Detalhes bibliográficos
Ano de defesa: 2011
Autor(a) principal: Mandelli, Marcelo Grandi lattes
Orientador(a): Moraes, Fernando Gehm lattes
Banca de defesa: Não Informado pela instituição
Tipo de documento: Dissertação
Tipo de acesso: Acesso aberto
Idioma: por
Instituição de defesa: Pontifícia Universidade Católica do Rio Grande do Sul
Programa de Pós-Graduação: Programa de Pós-Graduação em Ciência da Computação
Departamento: Faculdade de Informáca
País: BR
Palavras-chave em Português:
Área do conhecimento CNPq:
Link de acesso: http://tede2.pucrs.br/tede2/handle/tede/5150
Resumo: The advance in manufacturing technology of integrated circuits enables smaller transistors, making possible the development of SoCs (System-on-Chip).

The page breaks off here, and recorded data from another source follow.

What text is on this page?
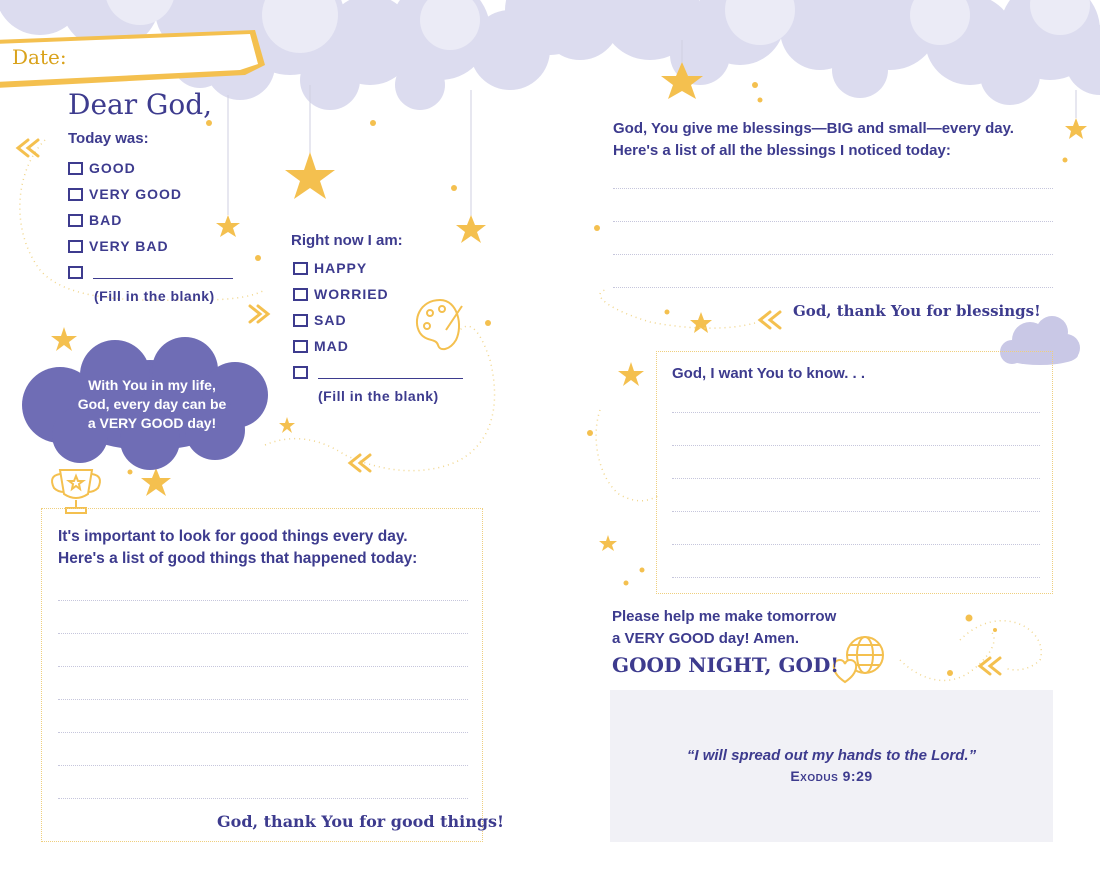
Date:
Dear God,
Today was:
GOOD
VERY GOOD
BAD
VERY BAD
(Fill in the blank)
Right now I am:
HAPPY
WORRIED
SAD
MAD
(Fill in the blank)
With You in my life,
God, every day can be
a VERY GOOD day!
It's important to look for good things every day.
Here's a list of good things that happened today:
God, thank You for good things!
God, You give me blessings—BIG and small—every day.
Here's a list of all the blessings I noticed today:
God, thank You for blessings!
God, I want You to know. . .
Please help me make tomorrow
a VERY GOOD day! Amen.
GOOD NIGHT, GOD!
“I will spread out my hands to the Lord.”
Exodus 9:29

Many applications require multi-processor SoCs in order to meet their performance requirements. A SoC containing several processing elements (PEs) is called MPSoC. An MPSoC can be classified as homogeneous, when all their PEs has the same architecture; or heterogeneous, when they have different architectures. . As communication infrastructure, the MPSoC can use NoCs as a way to interconnect the PEs. NoCs may be used to replace busses, due to their advantages of higher scalability and communication parallelism. One of the main problems related to MPSoC projects is to define a PE of the system that will run each task. This problem is called task mapping. The mapping can be classified into static, which occurs at design time, and dynamic that occurs at runtime. The dynamic mapping approach requires firstly the mapping of the initial tasks of an application (which does not depend on any other task). The other tasks, in this approach, are mapped dynamically when requested. The mapping can be also classified by the number of tasks running in a PE. The mapping is classified as single task, when only one task is executed by a PE, and as multitask, when multiple tasks can be executed in a same PE. This work proposes new single task and multitask dynamic task mapping heuristics, in order to reduce communication energy. Results are evaluated using the MPSoC HeMPS, which executes application code generated from a model-based simulation environment. These heuristics are compared with mapping heuristic presented in literature, obtaining, in the evaluated scenarios, an average communication energy reduction of 9.8%, for the single task approach, and 18.6%, for the multitask approach. This work also evaluates the inclusion of dynamic load on the system, which makes necessary the implementation of an initial tasks mapping heuristic. This heuristic is an innovative contribution, since a similar approach is not found in any other work in literature.